O que é a pascalina, 'primeira tentativa de substituir a mente humana por uma máquina'

"É muito mais do que uma simples máquina. É o emblema de todo um capítulo da história da humanidade", descreveu o matemático Cédric Villani.

Publicado em 14 de dezembro de 2025 às 17:44

Imagem BBC Brasil
A pascalina podia somar, subtrair, multiplicar e dividir. O exemplar em questão mede 36 × 12,5 × 6,5 cm Crédito: Getty Images

"Que erro tão espantoso! Que triste desinteresse por nosso patrimônio científico! Que falta de compreensão de Pascal…"

Com essas palavras contundentes, os membros do Institut de France, a principal instituição cultural e científica do país, manifestaram horror diante da iminente venda de uma pascalina, uma máquina de cálculo inventada pelo gigante intelectual do século 17 Blaise Pascal.

Em artigo publicado pelo jornal francês Le Monde em 01/11, destacaram que "a pascalina, origem da informática moderna, transformou a França no berço da aventura informática: uma revolução que mudou nossa compreensão do mundo".

Eles afirmam ainda que "colocou o país na vanguarda da mudança epistemológica da era moderna e continua sendo uma das principais joias do patrimônio intelectual e tecnológico francês".

Os membros do Institut de France pediam ao governo francês que reconsiderasse a licença de exportação concedida à casa de leilões Christie's, com a qual "o Estado renunciou à classificação desta pascalina como 'tesouro nacional'", o que teria assegurado que ela permanecesse no país.

Dois meses antes, a Christie's havia anunciado o leilão de uma coleção excepcional: a do francês de origem catalã Léon Parcé, cuja biblioteca privada continha quase uma centena de tesouros bibliográficos.

Entre os itens estavam incunábulos — livros impressos nos primeiros tempos da imprensa com tipos móveis —, tratados científicos do Renascimento, manuscritos raríssimos e obras que traçam a evolução do pensamento europeu.

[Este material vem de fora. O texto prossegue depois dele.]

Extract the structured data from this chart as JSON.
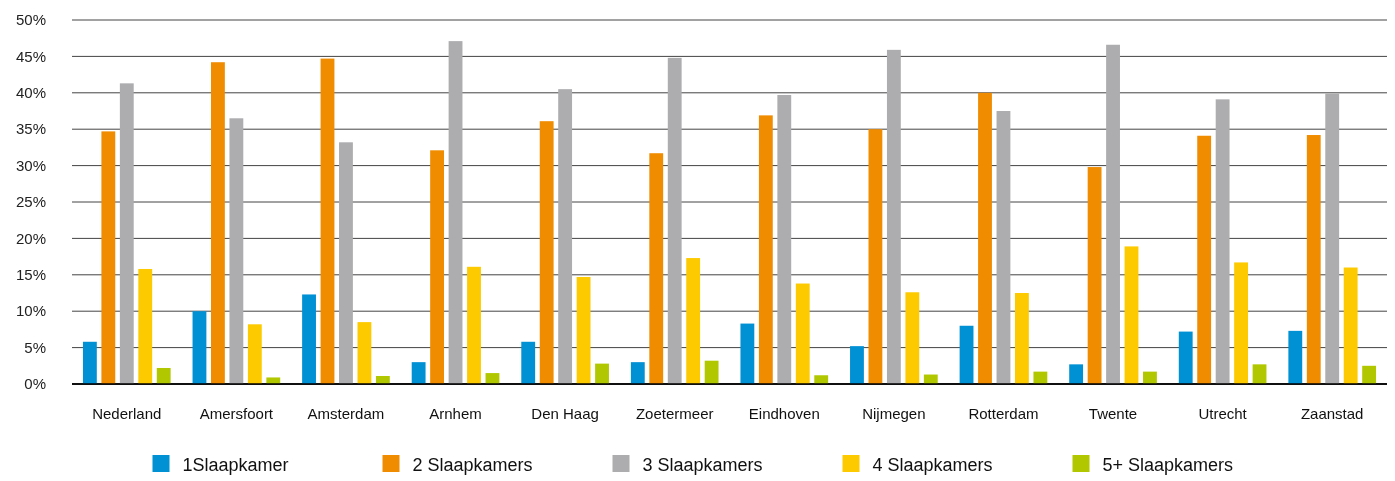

E o destaque da coleção era justamente a pascalina, defendida com tanto entusiasmo pelos intelectuais franceses.

A máquina estava avaliada entre US$ 2 milhões (cerca de R$ 7 milhões) e US$ 3,5 milhões (cerca de R$ 12,25 milhões). A Christie's a descreveu como "instrumento científico mais importante jamais oferecido em leilão".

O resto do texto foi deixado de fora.